Photography Challenging Objectivity
By Richard Malinsky, Arts Editor
Photography has long been perceived as objective visual truth. However, a photograph can alter perceptions and be just as open to misinterpretation as recorded history, and it is within this discrepancy where multimedia photographer Sarah Nesbitt finds her inspiration. For her images, she researches forgeries, memory, misattribution, and the re-writing of histories, her goal “to create broad awareness of our shortcomings in recording and portraying history so people understand it not as static stories frozen and dead in the past, but as a medium of active engagement—a living breathing investigation into what came before us, constantly striving to reach the truth.”
This concept seems aptly evident in her composite photograph “and we went to the same high school?” Being educated in the same school at the same time doesn’t necessarily mean we reference that time and place in the same way.
Her website, www.smnesbitt.com, is divided into three categories: Photography, Media/Installation, and Wet Plate Collodion. Navigation is a bit confusing, as the home page is a composite of all the images contained in the three categories. And Wet Plate Collodion is never fully explained, other than as an 1850s technique, and would present difficulty to many art enthusiasts. Nevertheless, I was drawn to her Media/Installation work that I felt best executed her concepts.
Her printed media installations frequently feature surfaces altered by sewing, cutting, and writing, to reveal these techniques as accessible forms of media. She states, “we’ve been taught that a printed photograph is complete and should be treated as a precious object. It absolutely is an object—but it’s not precious. Rather, it’s vulnerable to disruptions put forth by outside forces.”
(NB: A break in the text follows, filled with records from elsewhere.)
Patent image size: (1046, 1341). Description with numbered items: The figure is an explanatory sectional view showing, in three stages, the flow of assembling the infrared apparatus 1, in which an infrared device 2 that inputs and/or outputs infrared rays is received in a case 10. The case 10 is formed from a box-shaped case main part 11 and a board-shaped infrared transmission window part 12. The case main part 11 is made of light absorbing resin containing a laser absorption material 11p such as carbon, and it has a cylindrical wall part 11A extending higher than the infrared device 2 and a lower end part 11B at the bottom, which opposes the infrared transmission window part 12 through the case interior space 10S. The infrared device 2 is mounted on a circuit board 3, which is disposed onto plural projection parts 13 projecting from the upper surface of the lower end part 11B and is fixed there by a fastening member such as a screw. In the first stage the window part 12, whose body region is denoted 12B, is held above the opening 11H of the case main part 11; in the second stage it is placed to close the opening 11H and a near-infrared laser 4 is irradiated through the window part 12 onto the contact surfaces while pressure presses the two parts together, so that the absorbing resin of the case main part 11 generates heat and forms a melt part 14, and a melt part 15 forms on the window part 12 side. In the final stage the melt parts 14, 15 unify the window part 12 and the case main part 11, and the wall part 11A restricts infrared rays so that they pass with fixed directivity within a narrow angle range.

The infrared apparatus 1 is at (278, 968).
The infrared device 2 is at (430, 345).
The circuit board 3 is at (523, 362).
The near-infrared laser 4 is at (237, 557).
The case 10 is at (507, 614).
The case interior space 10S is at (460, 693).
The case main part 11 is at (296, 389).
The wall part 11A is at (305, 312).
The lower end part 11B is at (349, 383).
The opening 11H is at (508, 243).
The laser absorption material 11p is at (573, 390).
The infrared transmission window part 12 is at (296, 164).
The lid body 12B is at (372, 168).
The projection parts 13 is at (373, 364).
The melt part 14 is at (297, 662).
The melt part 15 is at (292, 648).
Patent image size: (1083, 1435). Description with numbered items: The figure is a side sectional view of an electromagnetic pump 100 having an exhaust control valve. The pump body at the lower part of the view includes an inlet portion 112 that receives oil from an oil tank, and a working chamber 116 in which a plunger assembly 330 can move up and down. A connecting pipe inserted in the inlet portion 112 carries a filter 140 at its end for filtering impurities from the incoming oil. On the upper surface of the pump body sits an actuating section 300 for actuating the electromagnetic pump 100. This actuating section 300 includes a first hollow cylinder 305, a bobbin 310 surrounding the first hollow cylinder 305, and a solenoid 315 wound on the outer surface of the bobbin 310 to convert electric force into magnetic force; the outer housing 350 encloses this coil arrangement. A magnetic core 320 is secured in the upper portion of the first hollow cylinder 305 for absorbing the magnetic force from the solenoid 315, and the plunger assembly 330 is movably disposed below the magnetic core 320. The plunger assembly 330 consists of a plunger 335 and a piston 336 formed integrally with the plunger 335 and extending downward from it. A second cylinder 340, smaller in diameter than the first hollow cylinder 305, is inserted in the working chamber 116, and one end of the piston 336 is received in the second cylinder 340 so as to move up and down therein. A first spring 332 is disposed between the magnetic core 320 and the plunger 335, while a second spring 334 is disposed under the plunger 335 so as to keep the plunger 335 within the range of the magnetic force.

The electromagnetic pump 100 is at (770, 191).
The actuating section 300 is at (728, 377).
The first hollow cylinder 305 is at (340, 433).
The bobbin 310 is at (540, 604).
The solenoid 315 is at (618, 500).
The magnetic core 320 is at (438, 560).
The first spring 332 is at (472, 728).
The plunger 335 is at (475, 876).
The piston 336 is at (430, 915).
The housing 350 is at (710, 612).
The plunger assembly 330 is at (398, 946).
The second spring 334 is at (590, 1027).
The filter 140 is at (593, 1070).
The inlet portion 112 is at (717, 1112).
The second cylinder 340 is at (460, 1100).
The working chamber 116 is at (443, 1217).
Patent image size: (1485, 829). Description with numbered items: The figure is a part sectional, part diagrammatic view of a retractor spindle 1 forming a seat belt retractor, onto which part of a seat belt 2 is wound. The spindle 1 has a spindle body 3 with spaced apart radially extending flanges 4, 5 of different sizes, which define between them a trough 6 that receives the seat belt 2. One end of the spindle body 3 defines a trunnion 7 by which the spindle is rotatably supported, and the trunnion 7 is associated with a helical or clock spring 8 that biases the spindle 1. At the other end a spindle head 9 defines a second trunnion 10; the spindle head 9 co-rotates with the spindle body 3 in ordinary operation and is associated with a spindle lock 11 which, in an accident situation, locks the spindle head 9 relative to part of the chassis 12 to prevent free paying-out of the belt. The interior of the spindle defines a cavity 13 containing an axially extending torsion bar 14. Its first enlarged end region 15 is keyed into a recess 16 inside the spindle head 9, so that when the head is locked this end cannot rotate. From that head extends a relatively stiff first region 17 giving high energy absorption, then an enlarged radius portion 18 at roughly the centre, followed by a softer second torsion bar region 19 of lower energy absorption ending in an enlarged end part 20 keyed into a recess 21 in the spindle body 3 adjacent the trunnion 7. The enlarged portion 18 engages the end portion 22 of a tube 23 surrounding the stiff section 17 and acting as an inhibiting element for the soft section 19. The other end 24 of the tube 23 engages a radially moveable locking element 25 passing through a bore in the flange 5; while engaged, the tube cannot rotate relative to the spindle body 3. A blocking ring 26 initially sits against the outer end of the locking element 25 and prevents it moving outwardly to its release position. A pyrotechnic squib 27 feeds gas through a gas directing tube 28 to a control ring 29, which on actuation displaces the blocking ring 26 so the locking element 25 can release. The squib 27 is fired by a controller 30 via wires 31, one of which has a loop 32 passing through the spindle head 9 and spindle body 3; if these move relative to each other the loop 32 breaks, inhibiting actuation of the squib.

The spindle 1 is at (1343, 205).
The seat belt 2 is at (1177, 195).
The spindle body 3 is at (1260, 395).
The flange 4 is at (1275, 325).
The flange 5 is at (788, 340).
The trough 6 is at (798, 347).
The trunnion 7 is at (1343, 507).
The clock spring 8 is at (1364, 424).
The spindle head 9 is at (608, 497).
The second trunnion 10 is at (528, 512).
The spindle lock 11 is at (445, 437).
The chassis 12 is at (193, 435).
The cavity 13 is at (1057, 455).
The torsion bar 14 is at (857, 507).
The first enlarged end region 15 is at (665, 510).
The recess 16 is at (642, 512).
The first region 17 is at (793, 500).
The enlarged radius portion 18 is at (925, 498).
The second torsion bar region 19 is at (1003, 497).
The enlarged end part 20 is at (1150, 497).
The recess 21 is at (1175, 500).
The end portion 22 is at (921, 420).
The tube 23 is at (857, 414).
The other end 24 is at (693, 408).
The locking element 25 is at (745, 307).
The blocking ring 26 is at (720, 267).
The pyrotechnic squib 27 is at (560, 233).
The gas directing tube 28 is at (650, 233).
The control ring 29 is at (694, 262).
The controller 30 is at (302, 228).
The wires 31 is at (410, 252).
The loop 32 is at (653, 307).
She comments that some famous photographers have attempted to burn or hide their negatives, to erase themselves from history. She notes: “Several of these photographers never lived long enough to see their negatives resurface to much historic fanfare and acclaim.” The media installation “Losing the Collection” presents a strip of negatives with the collection inventory tags sewn into an inkjet print and drives home her concept.
The interactive installation “Augmented Reality” begins with a photographic print from the 1917 book The Story of the Telephone displayed on a wall. The viewer is invited to point a smart phone or tablet containing custom augmented reality software that instantly scans the photograph and displays a video of the text slowly being erased, leaving clusters of eraser debris on the pages. A fascination juxtaposition with today’s phone, now about so much more than just communication.
Sarah Nesbitt’s work is an excellent example of intellectual curiosity, research skills, concept development, and creative execution. She exhibits nationally and internationally and currently is a Lecturer of Applied Arts at the University of Michigan-Dearborn.